O que é a vida se não o dia a dia?

Aproximadamente dois anos atrás, recebi um convite para escrever textos para uma coluna do Jornal Noroeste. A proposta era tentadora. Temática livre, sem cronograma fixo, sem necessidade de identificação ou outras exigências. A proposta era desafiadora. Não sou escritor. Ainda que redija todos os dias, são textos técnicos, destinados exclusivamente para a minha área de atuação profissional. Além disso, havia a necessidade de submeter o crivo as pessoas de José Antonio e Alex Fernandes, pessoas de grande cultura, sensibilidade e sabedoria (Mesmo podendo questionar a quantidade de sabedoria tendo em vista o time que escolheram para torcer, inegável que essa qualidade é notória em ambos).
Na época, gostava de assistir os cortes do programa Provocações, apresentado por Antonio Abumjara, no qual o apresentador entrevistava diversas personalidades, sempre finalizando o programa com a pergunta “O QUE É A VIDA?”, repetida várias vezes, sempre com respostas diferentes do mesmo entrevistado.
Um dos entrevistados respondeu: “A vida é tudo o que acontece entre o nascimento e a morte.” Afirmação simples, óbvia, que não explica nada, mas diz tudo. A frase chamou a atenção e, pensando sobre ela, cheguei a conclusão de que a vida é o que acontece a cada um de nós de acordo com o que vemos, ouvimos, sentimos e pensamos, pois o que não sabemos ou queremos ignorar, particularmente não faz parte de nossa vida, ainda que aconteça na rotina de outras.
Além disso, percebi que o que acontece entre o nascimento e a morte é uma sequência de anos, meses, dias, horas, minutos e segundos, sequência esta que se desenvolve de forma personalizada para cada um de nós.
A vida é acordar cedo para ir trabalhar, ir treinar, correr, meditar, orar, cuidar de alguém, fazer amor. Mas também é vida acordar cedo para reiniciar a luta pela cura de doenças, a busca por emprego, por alimentos, por paz, por encontrar o amor.
A vida está na felicidade de uma relação e na tristeza da rejeição; na música que ouvimos, na palavra escrita ou falado mas, também, na ausência de som e visão e na comunicação por sinais.
A vida está nas viagens, na aquisição de bens materiais, roupas, mas também nas reuniões em família, com amigos, nos esportes, churrascos.
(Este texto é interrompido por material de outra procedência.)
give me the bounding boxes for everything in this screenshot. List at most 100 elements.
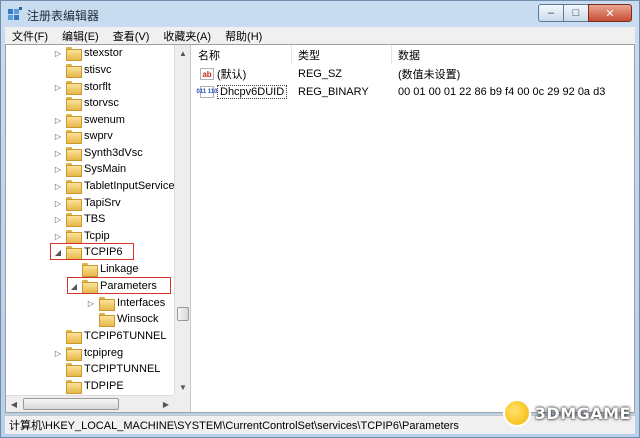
folder-icon <box>99 313 115 327</box>
tree-item-label: SysMain <box>84 163 127 175</box>
expand-arrow-icon[interactable]: ▷ <box>53 231 63 241</box>
watermark: 3DMGAME <box>502 399 631 427</box>
value-name-cell: ab (默认) <box>200 65 246 83</box>
expand-arrow-icon[interactable]: ▷ <box>53 164 63 174</box>
folder-icon <box>66 330 82 344</box>
folder-icon <box>66 81 82 95</box>
tree-item-label: Winsock <box>117 313 159 325</box>
tree-item-label: TCPIPTUNNEL <box>84 363 161 375</box>
expand-arrow-icon[interactable]: ▷ <box>53 115 63 125</box>
expand-arrow-icon[interactable]: ▷ <box>53 82 63 92</box>
tree-item[interactable]: Winsock <box>86 311 159 327</box>
menu-view[interactable]: 查看(V) <box>106 28 157 44</box>
close-button[interactable]: ✕ <box>588 4 632 22</box>
minimize-button[interactable]: – <box>538 4 564 22</box>
menu-favorites[interactable]: 收藏夹(A) <box>156 28 218 44</box>
watermark-text: 3DMGAME <box>534 403 631 423</box>
scroll-down-icon[interactable]: ▼ <box>175 379 190 395</box>
expand-arrow-icon[interactable]: ▷ <box>53 48 63 58</box>
tree-item[interactable]: ▷ tcpipreg <box>53 345 123 361</box>
tree-item[interactable]: ▷ stexstor <box>53 45 123 61</box>
folder-icon <box>66 163 82 177</box>
tree-item[interactable]: TCPIPTUNNEL <box>53 361 160 377</box>
folder-icon <box>99 297 115 311</box>
expand-arrow-icon[interactable]: ▷ <box>53 148 63 158</box>
expand-arrow-icon[interactable]: ▷ <box>53 348 63 358</box>
tree-item-label: Synth3dVsc <box>84 147 143 159</box>
folder-icon <box>66 347 82 361</box>
tree-item[interactable]: ▷ SysMain <box>53 161 126 177</box>
expand-arrow-icon[interactable]: ▷ <box>53 198 63 208</box>
tree-item[interactable]: ▷ Interfaces <box>86 295 165 311</box>
value-row-dhcpv6duid[interactable]: 011 110 Dhcpv6DUID REG_BINARY 00 01 00 0… <box>192 83 634 101</box>
tree-item[interactable]: ▷ TapiSrv <box>53 195 121 211</box>
folder-icon <box>66 230 82 244</box>
tree-item-label: swenum <box>84 114 125 126</box>
tree-horizontal-scrollbar[interactable]: ◀ ▶ <box>6 395 174 412</box>
expand-arrow-icon <box>53 331 63 341</box>
vertical-scroll-thumb[interactable] <box>177 307 189 321</box>
watermark-logo-icon <box>502 399 531 427</box>
content-area: ▷ stexstor stisvc ▷ storflt storvsc ▷ sw… <box>5 44 635 413</box>
scroll-up-icon[interactable]: ▲ <box>175 45 190 61</box>
menu-help[interactable]: 帮助(H) <box>218 28 269 44</box>
column-data-header[interactable]: 数据 <box>392 45 634 64</box>
regedit-app-icon <box>8 7 22 20</box>
tree-item-label: tcpipreg <box>84 347 124 359</box>
folder-icon <box>66 114 82 128</box>
tree-item[interactable]: stisvc <box>53 62 112 78</box>
scroll-left-icon[interactable]: ◀ <box>6 396 22 412</box>
horizontal-scroll-thumb[interactable] <box>23 398 119 410</box>
string-value-icon: ab <box>200 68 214 80</box>
tree-item[interactable]: Linkage <box>69 261 139 277</box>
column-name-header[interactable]: 名称 <box>192 45 292 64</box>
expand-arrow-icon <box>86 314 96 324</box>
tree-item-label: storvsc <box>84 97 119 109</box>
tree-item[interactable]: TDPIPE <box>53 378 124 394</box>
title-bar: 注册表编辑器 – □ ✕ <box>1 1 639 27</box>
folder-icon <box>66 363 82 377</box>
status-path: 计算机\HKEY_LOCAL_MACHINE\SYSTEM\CurrentCon… <box>9 420 459 432</box>
menu-edit[interactable]: 编辑(E) <box>55 28 106 44</box>
maximize-button[interactable]: □ <box>563 4 589 22</box>
value-name: (默认) <box>217 69 247 81</box>
expand-arrow-icon <box>53 98 63 108</box>
folder-icon <box>66 180 82 194</box>
menu-file[interactable]: 文件(F) <box>5 28 55 44</box>
value-type: REG_SZ <box>298 68 343 80</box>
expand-arrow-icon[interactable]: ▷ <box>53 214 63 224</box>
value-row-default[interactable]: ab (默认) REG_SZ (数值未设置) <box>192 65 634 83</box>
column-type-header[interactable]: 类型 <box>292 45 392 64</box>
tree-item[interactable]: ▷ Synth3dVsc <box>53 145 143 161</box>
folder-icon <box>66 97 82 111</box>
tree-item[interactable]: ▷ TBS <box>53 211 105 227</box>
tree-item-label: Tcpip <box>84 230 110 242</box>
tree-item[interactable]: ▷ swprv <box>53 128 113 144</box>
expand-arrow-icon <box>53 364 63 374</box>
expand-arrow-icon[interactable]: ▷ <box>53 131 63 141</box>
tree-item-label: stisvc <box>84 64 112 76</box>
tree-vertical-scrollbar[interactable]: ▲ ▼ <box>174 45 190 395</box>
folder-icon <box>66 147 82 161</box>
scrollbar-corner <box>174 395 190 412</box>
tree-item[interactable]: ▷ TabletInputService <box>53 178 175 194</box>
tree-item-label: TCPIP6TUNNEL <box>84 330 167 342</box>
registry-editor-window: 注册表编辑器 – □ ✕ 文件(F) 编辑(E) 查看(V) 收藏夹(A) 帮助… <box>0 0 640 438</box>
tree-item[interactable]: storvsc <box>53 95 119 111</box>
tree-item[interactable]: ▷ storflt <box>53 79 111 95</box>
value-data: 00 01 00 01 22 86 b9 f4 00 0c 29 92 0a d… <box>398 86 606 98</box>
scroll-right-icon[interactable]: ▶ <box>158 396 174 412</box>
expand-arrow-icon[interactable]: ▷ <box>86 298 96 308</box>
value-name: Dhcpv6DUID <box>217 85 288 99</box>
tree-item[interactable]: ▷ Tcpip <box>53 228 110 244</box>
expand-arrow-icon[interactable]: ▷ <box>53 181 63 191</box>
tree-item[interactable]: TCPIP6TUNNEL <box>53 328 167 344</box>
expand-arrow-icon <box>53 65 63 75</box>
window-controls: – □ ✕ <box>538 4 632 22</box>
folder-icon <box>66 380 82 394</box>
tree-item[interactable]: ▷ swenum <box>53 112 125 128</box>
tree-item-label: stexstor <box>84 47 123 59</box>
binary-value-icon: 011 110 <box>196 86 218 98</box>
registry-tree: ▷ stexstor stisvc ▷ storflt storvsc ▷ sw… <box>6 45 191 412</box>
tree-item-label: TDPIPE <box>84 380 124 392</box>
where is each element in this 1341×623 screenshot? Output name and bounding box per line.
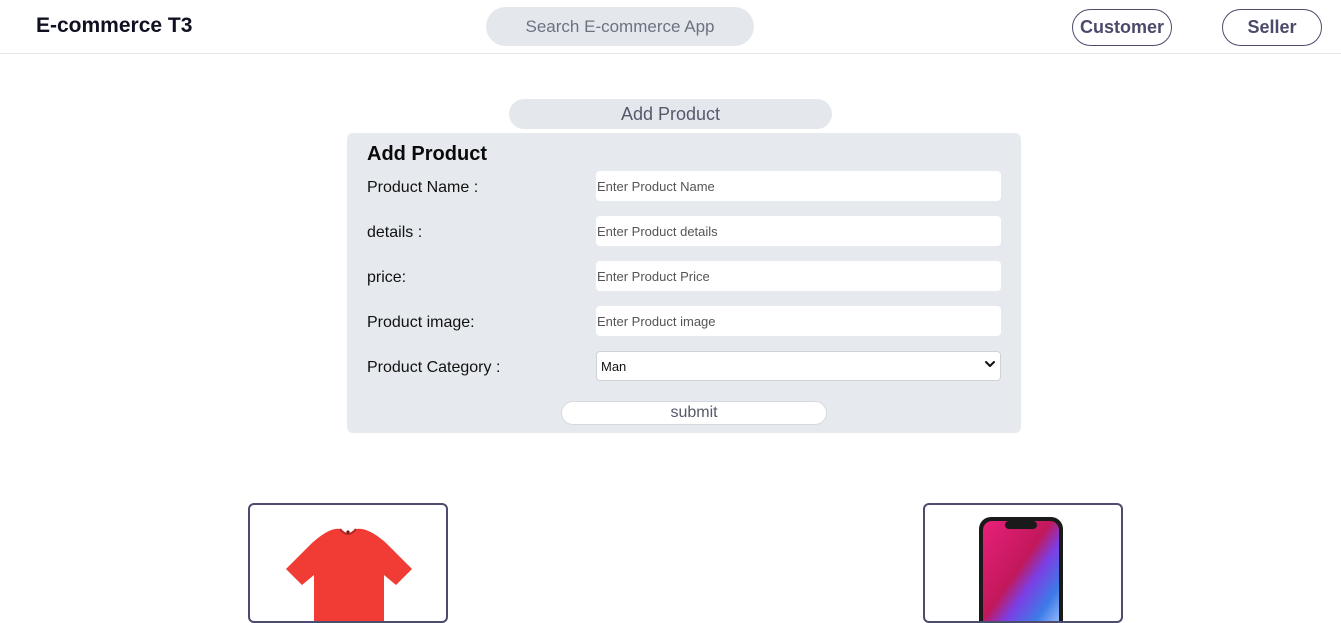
form-title: Add Product [367,143,487,165]
submit-button[interactable]: submit [561,401,827,425]
details-label: details : [367,224,423,241]
product-category-select[interactable]: Man [596,351,1001,381]
brand-title[interactable]: E-commerce T3 [36,14,192,38]
product-name-input[interactable] [596,171,1001,201]
chevron-down-icon [985,361,995,367]
customer-button[interactable]: Customer [1072,9,1172,46]
product-image-label: Product image: [367,314,475,331]
product-card[interactable] [923,503,1123,623]
search-input[interactable] [486,7,754,46]
smartphone-icon [979,517,1063,621]
details-input[interactable] [596,216,1001,246]
top-navbar: E-commerce T3 Customer Seller [0,0,1341,54]
product-card[interactable] [248,503,448,623]
price-input[interactable] [596,261,1001,291]
seller-button[interactable]: Seller [1222,9,1322,46]
product-name-label: Product Name : [367,179,479,196]
add-product-form: Add Product Product Name : details : pri… [347,133,1021,433]
product-image-input[interactable] [596,306,1001,336]
price-label: price: [367,269,407,286]
category-selected-value: Man [601,359,627,374]
add-product-toggle-button[interactable]: Add Product [509,99,832,129]
product-category-label: Product Category : [367,359,501,376]
tshirt-icon [286,528,412,621]
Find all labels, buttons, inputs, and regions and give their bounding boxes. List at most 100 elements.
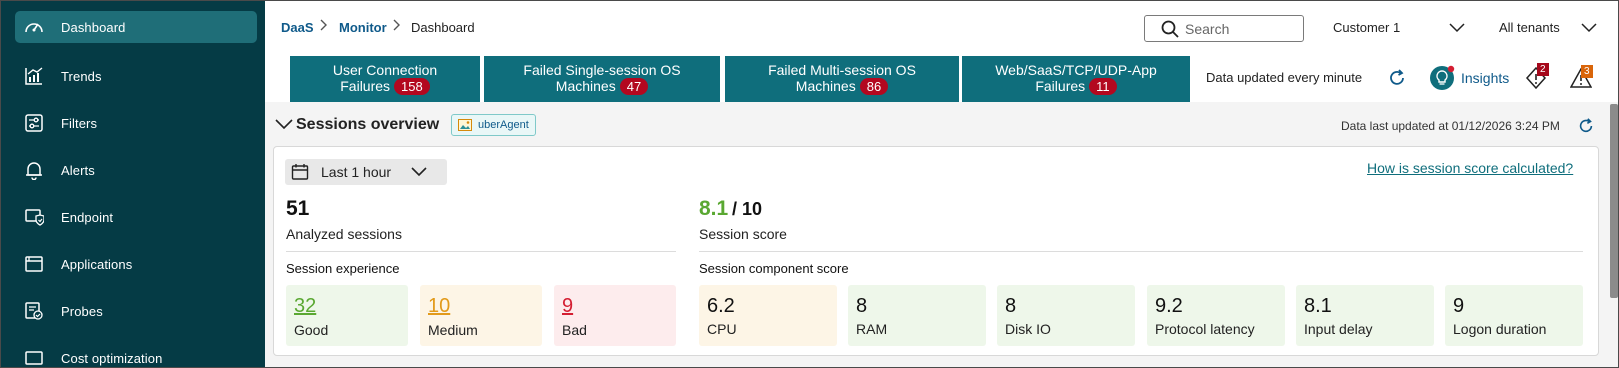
cpu-score: 6.2 [707,295,735,317]
analyzed-sessions-label: Analyzed sessions [286,226,402,242]
cost-icon [23,347,45,367]
alert-subtitle: Failures [340,78,391,94]
alert-web-saas-failures[interactable]: Web/SaaS/TCP/UDP-App Failures 11 [962,56,1190,102]
trend-chart-icon [23,65,45,87]
insights-label: Insights [1461,70,1510,86]
chevron-right-icon [392,18,402,35]
chevron-down-icon[interactable] [275,118,293,133]
sidebar-item-label: Probes [61,303,103,319]
component-diskio-tile: 8 Disk IO [997,285,1135,346]
search-input[interactable] [1185,20,1295,37]
divider [699,251,1583,252]
filter-sliders-icon [23,112,45,134]
bell-icon [23,159,45,181]
sidebar-item-probes[interactable]: Probes [15,295,257,327]
count-badge: 11 [1089,78,1117,95]
session-score-help-link[interactable]: How is session score calculated? [1367,160,1573,176]
cpu-label: CPU [707,321,737,337]
count-badge: 158 [394,78,430,95]
count-badge: 47 [619,78,649,95]
sidebar-item-cost-optimization[interactable]: Cost optimization [15,342,257,367]
time-range-dropdown[interactable]: Last 1 hour [285,159,447,185]
component-score-title: Session component score [699,261,849,276]
breadcrumb-monitor[interactable]: Monitor [339,20,387,35]
sidebar-item-endpoint[interactable]: Endpoint [15,201,257,233]
session-score-value: 8.1 [699,197,729,220]
component-cpu-tile: 6.2 CPU [699,285,837,346]
experience-bad-tile: 9 Bad [554,285,676,346]
sidebar-item-alerts[interactable]: Alerts [15,154,257,186]
ram-label: RAM [856,321,888,337]
good-count-link[interactable]: 32 [294,295,316,318]
sidebar-item-label: Dashboard [61,19,126,35]
divider [286,251,676,252]
session-score-max: / 10 [732,199,763,219]
refresh-icon[interactable] [1577,117,1595,138]
chevron-right-icon [319,18,329,35]
alert-failed-multi-session[interactable]: Failed Multi-session OS Machines 86 [725,56,959,102]
app-window: Dashboard Trends Filters Alerts Endpoint [0,0,1619,368]
protocol-latency-score: 9.2 [1155,295,1183,317]
alert-subtitle: Machines [795,78,856,94]
session-score-label: Session score [699,226,787,242]
sidebar-item-applications[interactable]: Applications [15,248,257,280]
refresh-icon[interactable] [1387,68,1407,91]
experience-medium-tile: 10 Medium [420,285,542,346]
alert-title: Web/SaaS/TCP/UDP-App [995,62,1157,78]
logon-duration-score: 9 [1453,295,1465,317]
gauge-icon [23,16,45,38]
alert-title: Failed Single-session OS [523,62,681,78]
sidebar-item-dashboard[interactable]: Dashboard [15,11,257,43]
component-input-delay-tile: 8.1 Input delay [1296,285,1434,346]
sidebar-item-label: Applications [61,256,133,272]
lightbulb-icon [1429,65,1455,91]
calendar-icon [291,163,309,181]
analyzed-sessions-count: 51 [286,197,310,220]
tenant-select[interactable]: All tenants [1499,20,1560,35]
scrollbar-thumb[interactable] [1610,104,1618,298]
sidebar-item-label: Endpoint [61,209,114,225]
app-window-icon [23,253,45,275]
alert-user-connection-failures[interactable]: User Connection Failures 158 [290,56,480,102]
probe-check-icon [23,300,45,322]
search-box[interactable] [1144,15,1304,42]
sidebar-item-trends[interactable]: Trends [15,60,257,92]
image-icon [458,119,472,131]
diskio-score: 8 [1005,295,1017,317]
insights-button[interactable]: Insights [1429,65,1509,91]
search-icon [1161,20,1179,38]
breadcrumb-daas[interactable]: DaaS [281,20,314,35]
top-header: DaaS Monitor Dashboard Customer 1 All te… [265,1,1618,55]
bad-label: Bad [562,322,587,338]
ram-score: 8 [856,295,868,317]
good-label: Good [294,322,329,338]
chevron-down-icon[interactable] [1449,21,1465,36]
section-title: Sessions overview [296,116,440,133]
protocol-latency-label: Protocol latency [1155,321,1255,337]
input-delay-score: 8.1 [1304,295,1332,317]
chevron-down-icon[interactable] [1581,21,1597,36]
notification-count-badge: 2 [1537,63,1549,76]
sidebar-item-label: Filters [61,115,98,131]
session-experience-title: Session experience [286,261,400,276]
alert-subtitle: Machines [555,78,616,94]
alert-failed-single-session[interactable]: Failed Single-session OS Machines 47 [484,56,720,102]
component-logon-duration-tile: 9 Logon duration [1445,285,1583,346]
alert-title: User Connection [332,62,438,78]
sidebar-item-label: Trends [61,68,102,84]
diskio-label: Disk IO [1005,321,1051,337]
medium-count-link[interactable]: 10 [428,295,450,318]
component-protocol-latency-tile: 9.2 Protocol latency [1147,285,1285,346]
sidebar-item-label: Cost optimization [61,350,163,366]
alert-subtitle: Failures [1035,78,1086,94]
customer-select[interactable]: Customer 1 [1333,20,1400,35]
last-updated-text: Data last updated at 01/12/2026 3:24 PM [1341,119,1560,133]
sidebar-item-filters[interactable]: Filters [15,107,257,139]
uberagent-label: uberAgent [478,119,529,131]
chevron-down-icon [411,166,427,178]
endpoint-shield-icon [23,206,45,228]
experience-good-tile: 32 Good [286,285,408,346]
breadcrumb-dashboard: Dashboard [411,20,475,35]
time-range-label: Last 1 hour [321,164,392,180]
bad-count-link[interactable]: 9 [562,295,573,318]
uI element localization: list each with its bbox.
E, ainda, na busca por um teto para dormir e por um prato de comida.
A vida é o ir e vir das ondas, das pessoas, dos recursos, da saúde. Uma gama enorme de acontecimentos, simultâneos ou em sequência.
E essa gama de acontecimentos, pensamentos e sentimentos ocorrem a cada dia, não sendo totalmente falsa a afirmação de que a vida é o dia a dia de cada um de nós, o que levou à definição do nome da coluna.
E com esse título, a coluna, nesses dois anos, discorreu sobre fatos, sentimentos, experiências, vividas, presenciadas ou compartilhadas por conhecidos e estranhos. Situações que muitas pessoas passam em algum momento da vida e que, ao ler algum dos textos, pudesse se identificar e obter um apoio, uma ajuda ou um caminho.
Se o início de uma jornada não merece alarde, para não criar falsas expectativas, o fim não deve ocorrer em silêncio. E nesse último texto, gostaria de externar gratidão ao José Antonio e ao Alex, não somente pela oportunidade, mas por tudo que foi consequência dela. A amizade que se consolidou, a descoberta de uma capacidade, ainda que não tão desenvolta quanto dos demais colunistas, mas que possibilitou criar um texto como A Onça e Nós, um dos mais impactantes para mim.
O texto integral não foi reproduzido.